The reasons for having a Board Charter include:
1. A Solid Appointment and Removals Process
A solid appointment and removals process to appoint good directors who match the applicable scorecard and remove directors who are not participating or performing to the agreed expectations.
2. Set Expectations
Clearly defined expectations is the first step of building the road to success. The Company must communicate to the board and directors what they expect and need them to do.
The induction process has two legs, firstly the operations of the company and secondly the requirements, rules and expectations of Directors in the Company. The Board Charter is in essence a handbook for the newly appointed Director that is the backbone for the induction process.
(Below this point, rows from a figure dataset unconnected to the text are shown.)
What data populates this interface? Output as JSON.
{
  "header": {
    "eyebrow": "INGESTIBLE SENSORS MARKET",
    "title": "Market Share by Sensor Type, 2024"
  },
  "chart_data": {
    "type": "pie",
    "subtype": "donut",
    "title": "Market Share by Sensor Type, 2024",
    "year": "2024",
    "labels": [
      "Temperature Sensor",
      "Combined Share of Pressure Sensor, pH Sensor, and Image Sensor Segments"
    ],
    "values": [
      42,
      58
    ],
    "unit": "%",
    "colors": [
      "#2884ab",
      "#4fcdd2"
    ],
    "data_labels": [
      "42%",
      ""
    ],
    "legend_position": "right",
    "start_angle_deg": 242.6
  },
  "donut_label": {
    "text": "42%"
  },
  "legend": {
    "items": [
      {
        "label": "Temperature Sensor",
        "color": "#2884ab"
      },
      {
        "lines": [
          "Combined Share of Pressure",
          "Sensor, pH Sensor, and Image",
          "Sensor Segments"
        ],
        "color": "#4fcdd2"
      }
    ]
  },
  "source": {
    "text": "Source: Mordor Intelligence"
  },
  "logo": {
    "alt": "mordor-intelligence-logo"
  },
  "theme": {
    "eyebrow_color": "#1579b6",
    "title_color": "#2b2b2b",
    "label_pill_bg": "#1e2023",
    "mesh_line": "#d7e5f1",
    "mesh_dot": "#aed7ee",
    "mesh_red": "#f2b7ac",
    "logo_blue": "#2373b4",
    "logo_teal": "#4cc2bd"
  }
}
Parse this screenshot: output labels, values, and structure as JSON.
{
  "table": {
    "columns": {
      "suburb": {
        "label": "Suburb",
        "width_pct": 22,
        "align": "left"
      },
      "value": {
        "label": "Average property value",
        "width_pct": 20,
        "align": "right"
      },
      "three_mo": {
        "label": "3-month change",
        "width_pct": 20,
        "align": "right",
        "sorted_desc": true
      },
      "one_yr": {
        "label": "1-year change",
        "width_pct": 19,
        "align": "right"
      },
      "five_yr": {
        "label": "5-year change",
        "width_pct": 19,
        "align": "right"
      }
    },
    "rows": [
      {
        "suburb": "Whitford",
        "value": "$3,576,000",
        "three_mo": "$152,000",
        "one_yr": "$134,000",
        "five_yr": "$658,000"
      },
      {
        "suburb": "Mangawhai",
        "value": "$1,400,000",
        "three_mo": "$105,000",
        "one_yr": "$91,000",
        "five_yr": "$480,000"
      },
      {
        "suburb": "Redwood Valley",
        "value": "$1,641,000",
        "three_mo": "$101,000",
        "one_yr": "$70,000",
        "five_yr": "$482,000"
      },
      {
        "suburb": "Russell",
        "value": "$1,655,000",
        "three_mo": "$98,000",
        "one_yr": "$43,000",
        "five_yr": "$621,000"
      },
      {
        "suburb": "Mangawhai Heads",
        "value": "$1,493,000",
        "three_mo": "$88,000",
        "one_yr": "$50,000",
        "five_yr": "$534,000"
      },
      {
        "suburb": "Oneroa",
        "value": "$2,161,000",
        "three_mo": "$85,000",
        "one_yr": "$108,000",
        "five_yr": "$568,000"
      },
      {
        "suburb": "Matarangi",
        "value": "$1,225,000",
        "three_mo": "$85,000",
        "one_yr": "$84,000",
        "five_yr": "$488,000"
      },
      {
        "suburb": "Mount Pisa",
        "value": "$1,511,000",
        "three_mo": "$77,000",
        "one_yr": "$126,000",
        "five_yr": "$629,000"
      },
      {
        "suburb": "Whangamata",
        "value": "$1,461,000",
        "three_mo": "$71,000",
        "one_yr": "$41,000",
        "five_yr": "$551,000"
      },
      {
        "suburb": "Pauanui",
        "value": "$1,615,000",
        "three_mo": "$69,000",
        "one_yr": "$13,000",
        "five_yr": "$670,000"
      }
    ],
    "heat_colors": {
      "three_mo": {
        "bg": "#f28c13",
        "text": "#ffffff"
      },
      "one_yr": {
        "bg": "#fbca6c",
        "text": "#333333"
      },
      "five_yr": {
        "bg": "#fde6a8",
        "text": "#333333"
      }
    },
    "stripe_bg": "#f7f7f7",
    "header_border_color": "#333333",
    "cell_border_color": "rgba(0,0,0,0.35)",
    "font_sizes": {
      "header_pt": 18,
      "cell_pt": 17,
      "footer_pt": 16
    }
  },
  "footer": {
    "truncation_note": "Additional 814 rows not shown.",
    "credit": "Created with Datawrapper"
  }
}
4. Supports Inexperienced Directors
Support inexperienced directors by providing them with a framework of the tasks of the Board as a unit and the director as an individual. This Charter assists the Chairman and Company Secretary to groom inexperienced directors.
5. Set the Limits of Authority
Set the limits of authority so that directors and especially executive directors have a clear understanding of which decisions they can make and in turn which decisions need to be made by multiple directors or the Board as a whole. Having this document protects the company and the director as an individual from possible disputes and unnecessary litigation.
6. Performance Evaluations
Performance evaluations should be a gap analysis on where the directors or the Board as a whole need to improve. The charter should set the framework for future professional development and it should set the director at ease that the evaluations will not be a criteria for nominating directors.
The key issue to understand is that no matter how small or large a company’s board is that the same issues need to be resolved. Further to that a Board needs to approve the terms of reference of sub-committees and each sub-committee whether it is a statutory committee or not needs to be approved by the Board.